David Ostrowski

Published November 20, 2013

When I call David Ostrowski, the Cologne-based painter, the connection is faulty, and for every sentence we speak, another is stolen by crackling, static-filled airwaves. His German accent is thick and his English is broken—”super bad” as he puts it—so in addition to the always tricky task of speaking about art on the phone, an additional haze has settled around our conversation. Considering his paintings, however, this mode of communication seems apt. The 32-year-old Ostrowski describes himself as a romantic painter in search of a dramatic, emotional beauty he likens to ’90s German pop music, but his canvases don’t necessarily radiate these qualities: they are understated, sullied, and spare, speckled with accidents, usually with a few abstract gestures floating in the foreground—nothing is clear about them. He refers to his mark-making as a series of mistakes, and the longer you look at his work, the wider the vocabulary of failure appears to be: the unsure stroke, the barely started mark, the smear, the smudge, the spot, the awkward attempt.
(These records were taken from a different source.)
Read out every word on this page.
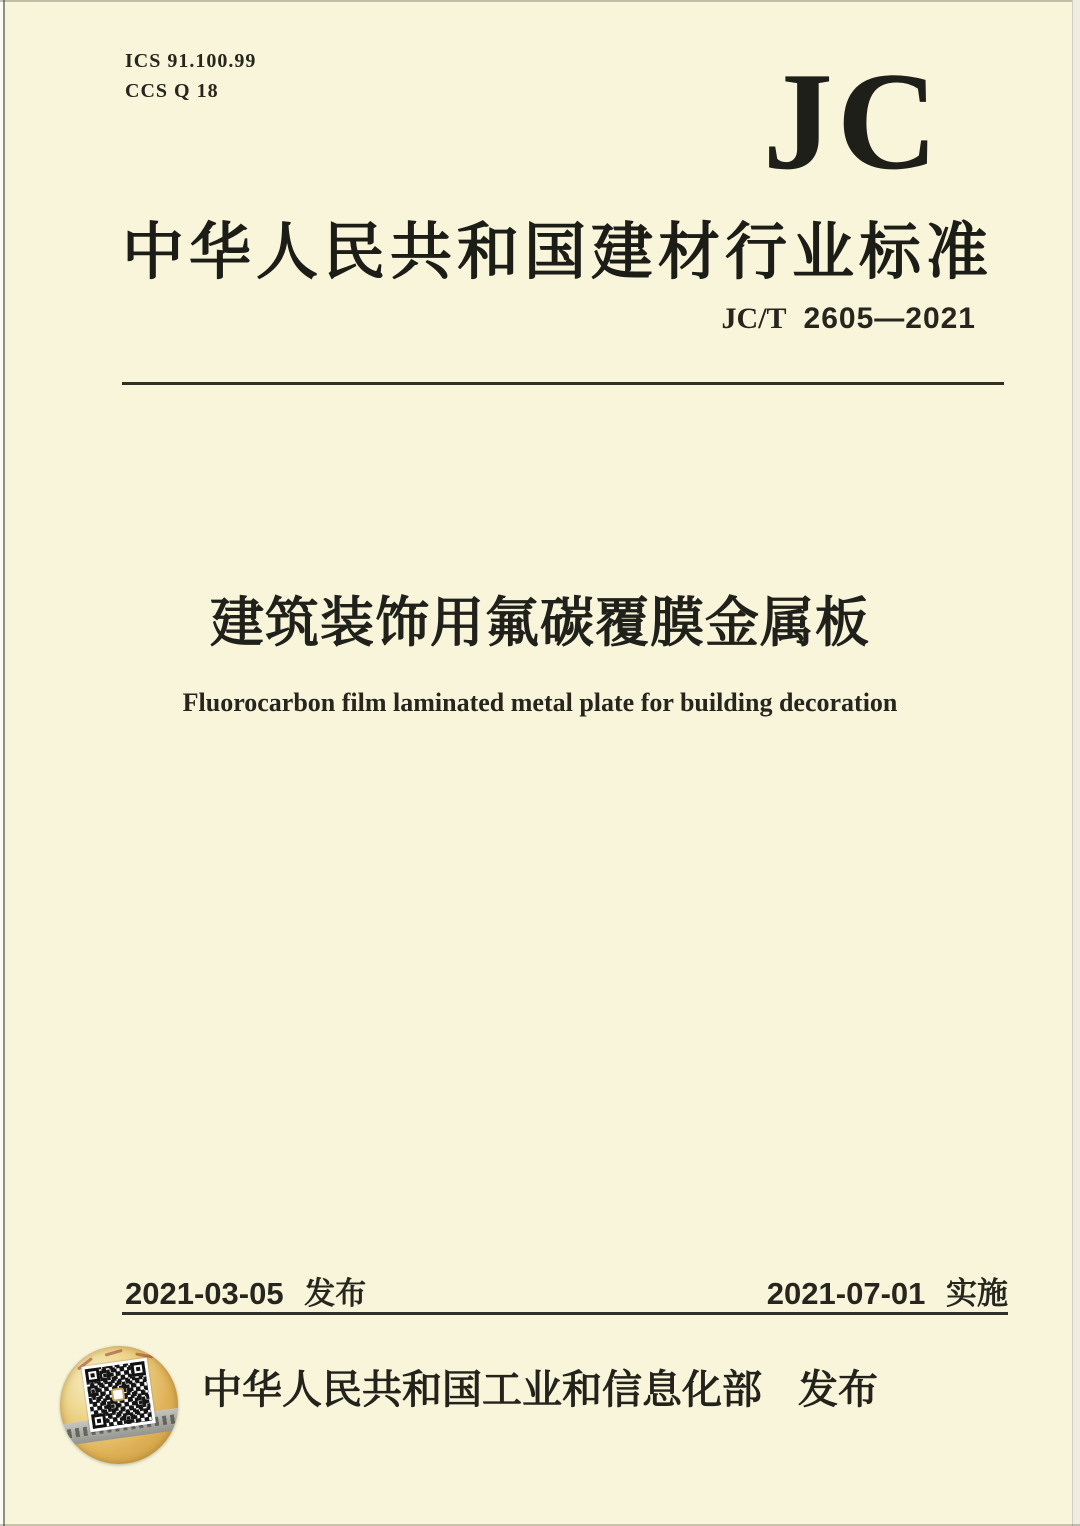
ICS 91.100.99
CCS Q 18	JC
中华人民共和国建材行业标准
JC/T 2605—2021
建筑装饰用氟碳覆膜金属板
Fluorocarbon film laminated metal plate for building decoration
2021-03-05 发布	2021-07-01 实施
中华人民共和国工业和信息化部 发布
Mostly, his paintings are empty. He spends 80 percent of his time at his studio overlooking the Rhine River not painting. Instead he reads novels while listening to loud music as a way of absorbing the music’s energy. “I’m reading a love story now, but I have no idea what it’s about,” he says. “Usually I’m just reading the letters and the sentences, but I’m forgetting the content. It’s chaos in my head. I have no thoughts about the next step in painting.”

Ostrowski often uses spray-paint, not because of its urban-graffiti connotations, but because it can be used fluidly and immediately, with no prep. In this way, the medium has an inherent drama to it. Like expressionism, it reflects the energy of making art. It captures a moment. “The spray gives you just one chance,” says Ostrowski, who will have a solo show of his latest work this month at Simon Lee in London. “You can’t repair or go over your marks. Oil paint has too many possibilities. I’m a big fan of no possibilities.”